Georgie Paget, the play’s indefatigable producer, is still haunted by a woman who arrived in Jordan, with four daughters from an anti-fundamentalist family, suddenly facing starvation. A charming local, financially secure, offered to take one of her daughters in marriage. A supposed liberal, he promised her daughter every modern freedom, and although the family barely knew him, a guarantee that she’d have food on her plate was more than they could refuse. Now he keeps her veiled, and refused to let her leave the house to see her family. Her job is to bear his children. Aid workers across the region tell of landlords in refugee slums suddenly demanding sex to cover “unexpected rent increases”. These aren’t just stories of “abuse” – these are the rapes that will never appear in the statistics. Just as “acquaintance-rape”, doesn’t nearly conform to our vision of “stranger-rape”, ever since the Vikings first pillaged their way onto the silver-screen, we children of Hollywood have mistakenly assumed that “rape in war” means aesthetically-thrilling rape on the battlefield.
So this is the context in which Adam Boulton this week attacked a summit on rape in war as “trivial”. Apparently he’s been misunderstood – he didn’t mean that rape is “trivial”, only that the Foreign Secretary holding a summit on it was a trivial use of his time, given the real horrors on the ground in Iraq this week. But what exactly are those horrors on the ground, if not the violent spread of a macho cult which defines itself by the urge to dominate women? We’ve spent a week talking about British values (again, faced by the rise of Islamism) – what are those values, in opposition to the world view of ISIS and Trojan Horse, if they don’t include first and foremost a respect for 51% of the population’s autonomy, bodily and intellectual? That’s why our most effective recent move against rape was Theresa May’s criminalization of forced marriage, which came into effect yesterday. These are our values, here we stand.
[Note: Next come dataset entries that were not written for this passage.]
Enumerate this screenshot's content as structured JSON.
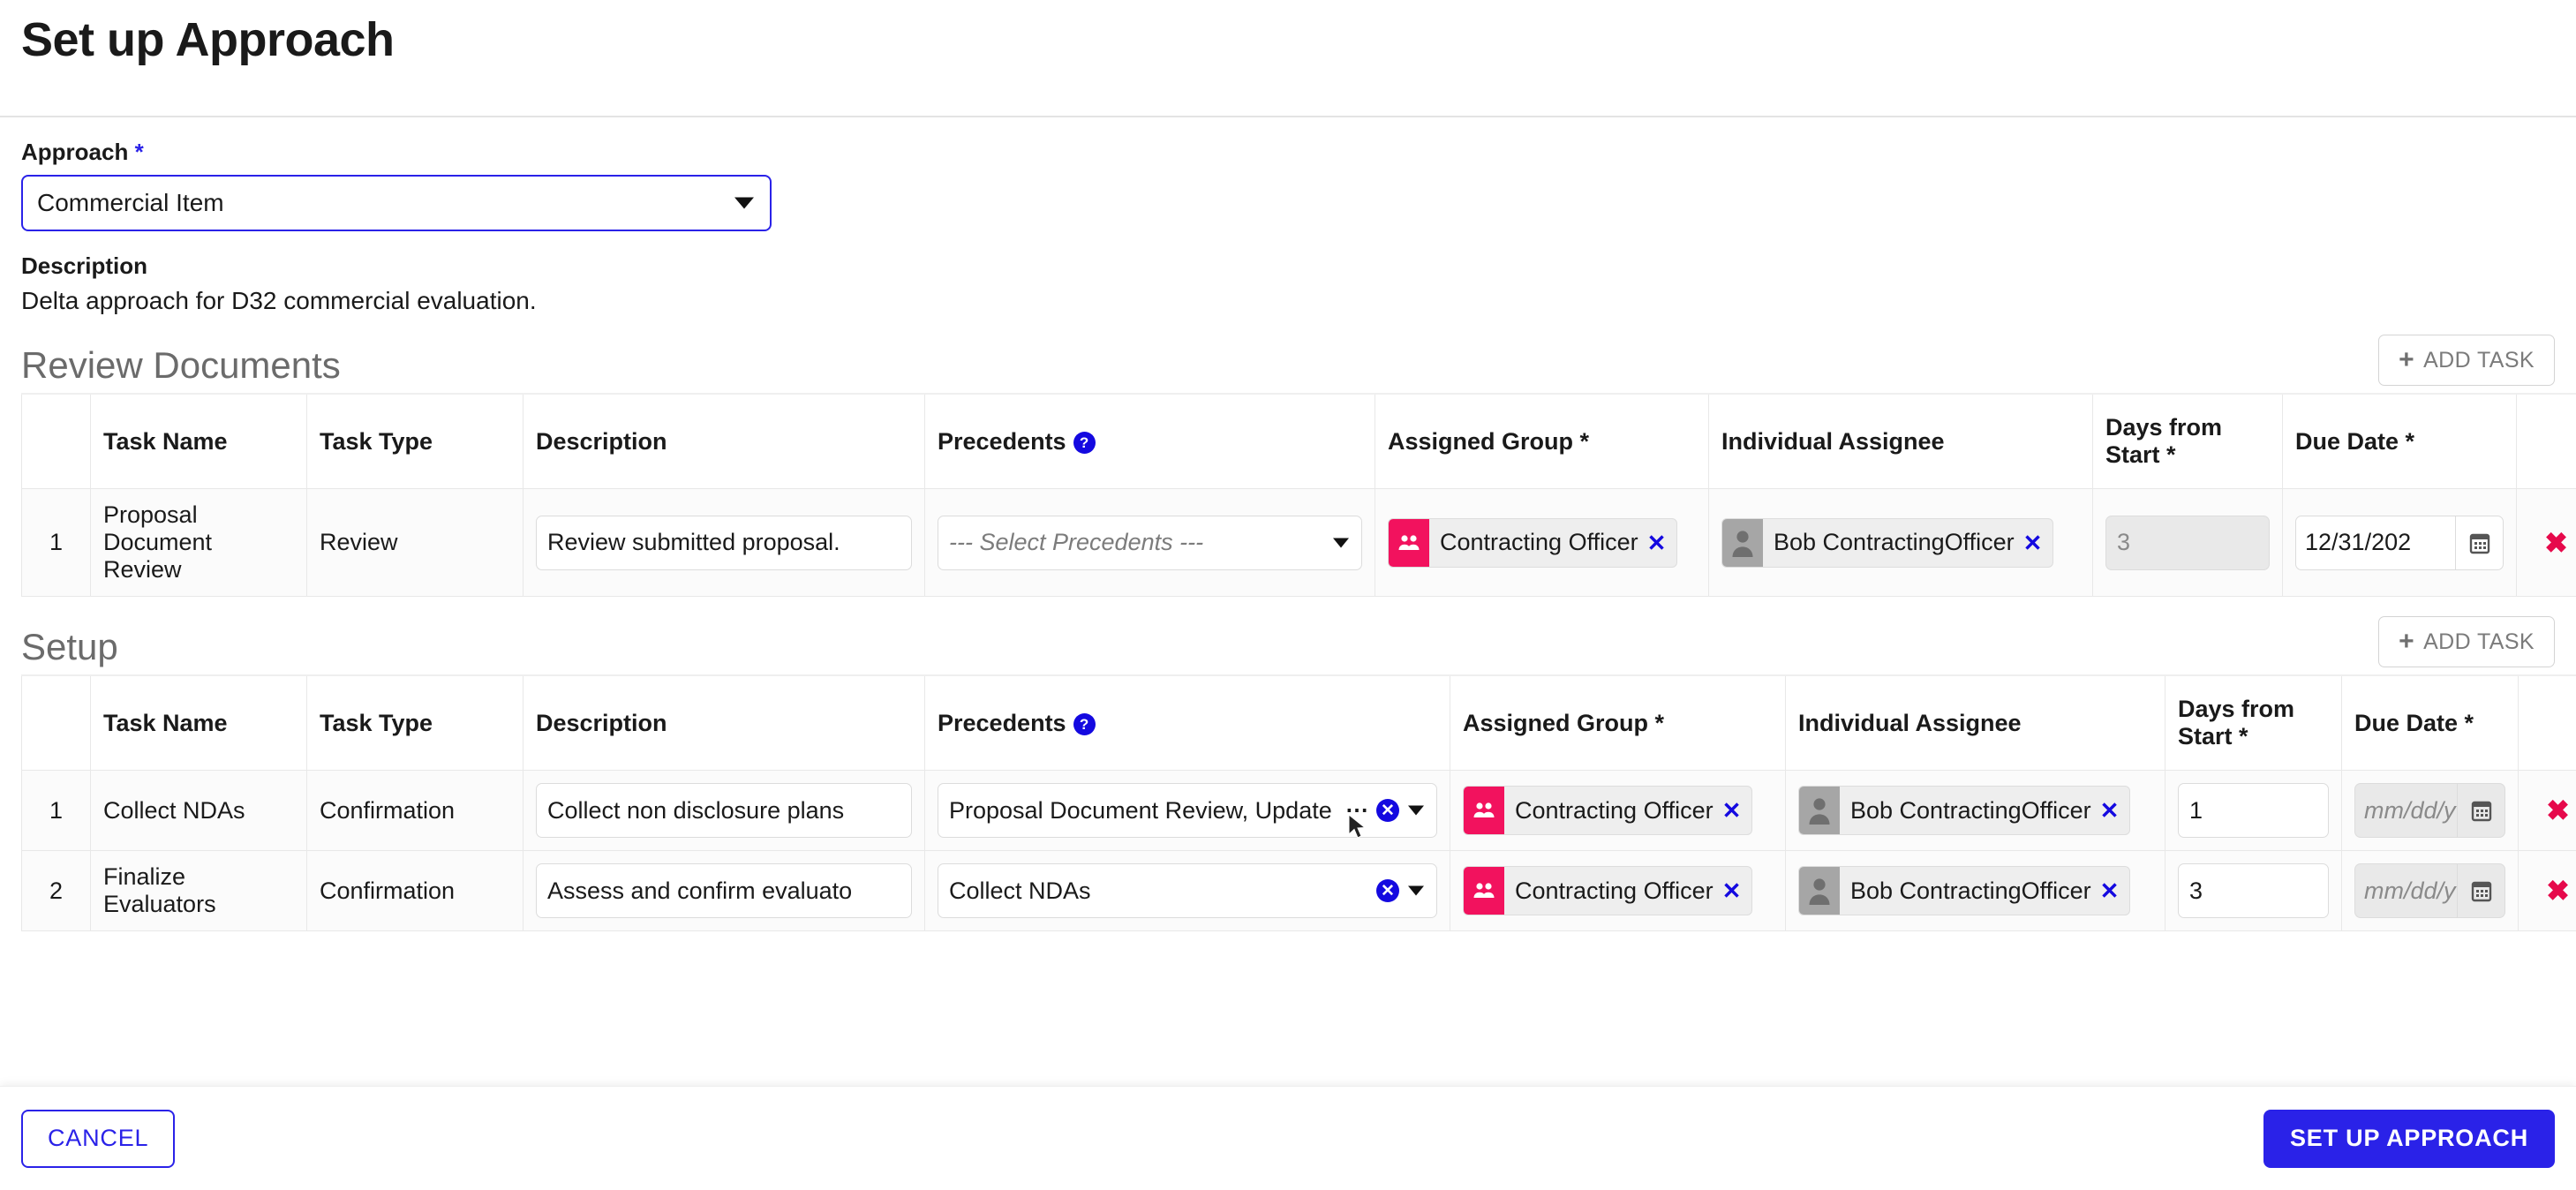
{
  "header": {
    "title": "Set up Approach"
  },
  "approach": {
    "label": "Approach",
    "required_mark": "*",
    "selected": "Commercial Item",
    "description_label": "Description",
    "description_text": "Delta approach for D32 commercial evaluation."
  },
  "columns": {
    "task_name": "Task Name",
    "task_type": "Task Type",
    "description": "Description",
    "precedents": "Precedents",
    "precedents_help": "?",
    "assigned_group": "Assigned Group *",
    "individual_assignee": "Individual Assignee",
    "days_from_start": "Days from Start *",
    "due_date": "Due Date *"
  },
  "add_task_label": "ADD TASK",
  "add_task_icon": "+",
  "sections": [
    {
      "title": "Review Documents",
      "rows": [
        {
          "index": "1",
          "task_name": "Proposal Document Review",
          "task_type": "Review",
          "description": "Review submitted proposal.",
          "precedents_value": "",
          "precedents_placeholder": "--- Select Precedents ---",
          "precedents_has_clear": false,
          "precedents_has_ellipsis": false,
          "assigned_group": "Contracting Officer",
          "individual_assignee": "Bob ContractingOfficer",
          "days_from_start": "3",
          "days_disabled": true,
          "due_date": "12/31/202",
          "due_date_placeholder": "",
          "due_date_disabled": false,
          "remove_label": "✖"
        }
      ]
    },
    {
      "title": "Setup",
      "rows": [
        {
          "index": "1",
          "task_name": "Collect NDAs",
          "task_type": "Confirmation",
          "description": "Collect non disclosure plans",
          "precedents_value": "Proposal Document Review, Update",
          "precedents_placeholder": "",
          "precedents_has_clear": true,
          "precedents_has_ellipsis": true,
          "assigned_group": "Contracting Officer",
          "individual_assignee": "Bob ContractingOfficer",
          "days_from_start": "1",
          "days_disabled": false,
          "due_date": "",
          "due_date_placeholder": "mm/dd/y",
          "due_date_disabled": true,
          "remove_label": "✖"
        },
        {
          "index": "2",
          "task_name": "Finalize Evaluators",
          "task_type": "Confirmation",
          "description": "Assess and confirm evaluato",
          "precedents_value": "Collect NDAs",
          "precedents_placeholder": "",
          "precedents_has_clear": true,
          "precedents_has_ellipsis": false,
          "assigned_group": "Contracting Officer",
          "individual_assignee": "Bob ContractingOfficer",
          "days_from_start": "3",
          "days_disabled": false,
          "due_date": "",
          "due_date_placeholder": "mm/dd/y",
          "due_date_disabled": true,
          "remove_label": "✖"
        }
      ]
    }
  ],
  "footer": {
    "cancel_label": "CANCEL",
    "submit_label": "SET UP APPROACH"
  },
  "colors": {
    "accent_blue": "#2a22e8",
    "group_chip": "#f2125e",
    "delete_red": "#e6094b",
    "section_gray": "#6b6b6b"
  }
}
But to be fair to Boulton, he’s right about the most important thing: there is no point holding a summit on violence against women if we roll over in the face of ISIS in the same week. Last week, we celebrated the last great defence of the West’s freedom, D-Day. It wasn’t just a moral stand: it was the most sophisticated logistical operation in military history. If British feminists really want to confront global violence against women, we need to agitate for a military that can still has some capability to engage with the world. We can’t bomb every Islamist in the Middle East – and standing “shoulder to shoulder” with Iran against ISIS in Iraq is fraught with problems – but we need to get real about what it costs to confront the world’s greatest misogynistic cult. That means swotting up on the nitty-gritty of defence spending – for example, how many campaigners at the Fawcett Society can explain the effect the toxic “Pay As You Dine” policy has had on morale in the barracks, let alone nutrition? Defending women’s freedom isn’t pretty. It’s expensive. But it is British.